The Industrial Revolution caused a massive change in the way people viewed “the nature of work.” It was during this period that the word “leadership” came to mean “the top.”   For the first time in human history, large numbers of workers could put in their hours during the workday, feed their families, and didn’t have to worry about “outcomes” – is the business successful or not, are we creating innovative ways of doing things and meeting the client’s/citizen’s needs.  Managers (and their expert consultants) designed production processes, divided work into smaller and smaller parts, watched the workforce follow their directions (they needed a platform up high in the factory so they had “super vision” over what was going on at the floor level).
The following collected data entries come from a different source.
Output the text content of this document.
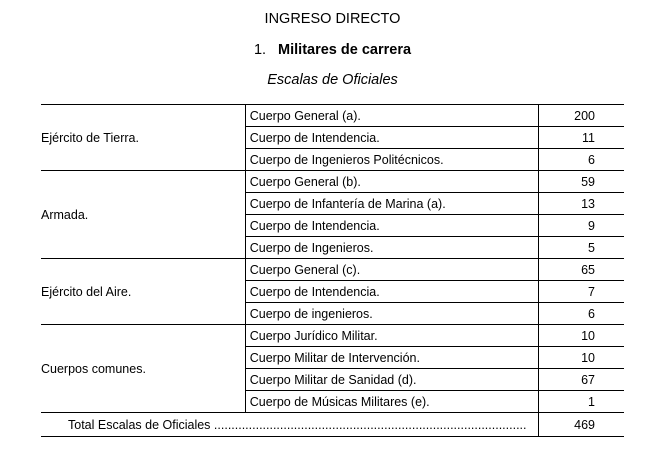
INGRESO DIRECTO
1. Militares de carrera
Escalas de Oficiales
Ejército de Tierra.	Cuerpo General (a).	200
	Cuerpo de Intendencia.	11
	Cuerpo de Ingenieros Politécnicos.	6
Armada.	Cuerpo General (b).	59
	Cuerpo de Infantería de Marina (a).	13
	Cuerpo de Intendencia.	9
	Cuerpo de Ingenieros.	5
Ejército del Aire.	Cuerpo General (c).	65
	Cuerpo de Intendencia.	7
	Cuerpo de ingenieros.	6
Cuerpos comunes.	Cuerpo Jurídico Militar.	10
	Cuerpo Militar de Intervención.	10
	Cuerpo Militar de Sanidad (d).	67
	Cuerpo de Músicas Militares (e).	1
Total Escalas de Oficiales ..........................................................................................		469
Leadership, management, and task – which were integrated in the farmer/craft model – are separated in the industrial model:  leadership is at the top of the pyramid, management is in the middle, and task is at the floor level.  No wonder, then, that the first level workforce often does not see innovation, improvement, efficiency of processes, or customer service as being their jobs. Further, personnel systems quickly enacted this perspective into job descriptions. 

 

Most organizations today carry a heavy dose of the “us” vs. “them” which emerged from this view of the “nature of work.” On the one hand, we often encourage employees to “think outside the box,” or“take ownership” of the work and the unit/small business they’re a part of, or be “empowered.” Then, of course, we respond with a purchasing system that says “you need 17 signatures of more important and trustworthy people above you in the hierarchy before you can buy a pencil.”  Wait!  What just happened to “empowerment?”